There were 587 households, out of which 25.2% had children under the age of 18 living with them, 41.6% were married couples living together, 12.1% had a female householder with no husband present, and 42.4% were non-families. 39.2% of all households were made up of individuals, and 25.4% had someone living alone who was 65 years of age or older. The average household size was 2.12 and the average family size was 2.80.

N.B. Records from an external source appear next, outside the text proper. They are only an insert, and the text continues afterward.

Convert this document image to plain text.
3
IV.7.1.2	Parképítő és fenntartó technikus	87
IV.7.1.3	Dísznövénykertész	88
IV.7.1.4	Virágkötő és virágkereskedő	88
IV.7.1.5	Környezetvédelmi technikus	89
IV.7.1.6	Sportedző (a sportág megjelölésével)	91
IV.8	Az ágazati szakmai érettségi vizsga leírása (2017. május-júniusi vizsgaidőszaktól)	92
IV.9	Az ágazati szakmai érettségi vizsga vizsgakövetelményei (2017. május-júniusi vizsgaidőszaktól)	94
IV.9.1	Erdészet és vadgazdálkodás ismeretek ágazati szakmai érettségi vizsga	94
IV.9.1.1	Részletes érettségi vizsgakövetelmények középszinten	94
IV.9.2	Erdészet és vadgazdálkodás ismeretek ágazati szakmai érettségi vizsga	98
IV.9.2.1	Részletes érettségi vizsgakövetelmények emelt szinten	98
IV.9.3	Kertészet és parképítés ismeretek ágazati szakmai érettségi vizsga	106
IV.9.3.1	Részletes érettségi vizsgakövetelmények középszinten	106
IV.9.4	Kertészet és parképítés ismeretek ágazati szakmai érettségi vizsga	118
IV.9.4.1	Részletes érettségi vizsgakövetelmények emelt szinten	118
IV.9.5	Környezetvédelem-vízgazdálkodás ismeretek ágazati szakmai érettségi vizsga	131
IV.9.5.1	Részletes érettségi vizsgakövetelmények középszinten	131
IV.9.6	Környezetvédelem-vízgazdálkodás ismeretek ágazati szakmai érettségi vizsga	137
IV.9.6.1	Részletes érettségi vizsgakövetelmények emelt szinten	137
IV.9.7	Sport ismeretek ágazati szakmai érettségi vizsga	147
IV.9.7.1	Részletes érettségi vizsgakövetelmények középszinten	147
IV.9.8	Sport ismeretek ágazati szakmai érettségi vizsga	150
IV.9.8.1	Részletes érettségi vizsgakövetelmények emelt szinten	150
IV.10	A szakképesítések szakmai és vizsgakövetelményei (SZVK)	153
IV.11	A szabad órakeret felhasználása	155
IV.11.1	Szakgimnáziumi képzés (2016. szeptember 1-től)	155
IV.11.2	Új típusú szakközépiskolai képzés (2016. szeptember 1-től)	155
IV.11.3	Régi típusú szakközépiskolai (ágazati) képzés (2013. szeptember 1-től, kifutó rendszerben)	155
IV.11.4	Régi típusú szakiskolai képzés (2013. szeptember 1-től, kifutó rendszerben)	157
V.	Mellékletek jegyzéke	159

In the city the population was spread out, with 23.6% under the age of 18, 6.8% from 18 to 24, 21.8% from 25 to 44, 21.6% from 45 to 64, and 26.2% who were 65 years of age or older. The median age was 43 years. For every 100 females there were 83.1 males. For every 100 females age 18 and over, there were 81.3 males.

The median income for a household in the city was $23,643, and the median income for a family was $31,118. Males had a median income of $28,750 versus $20,625 for females. The per capita income for the city was $15,890. About 10.7% of families and 13.5% of the population were below the poverty line, including 21.3% of those under age 18 and 8.3% of those age 65 or over.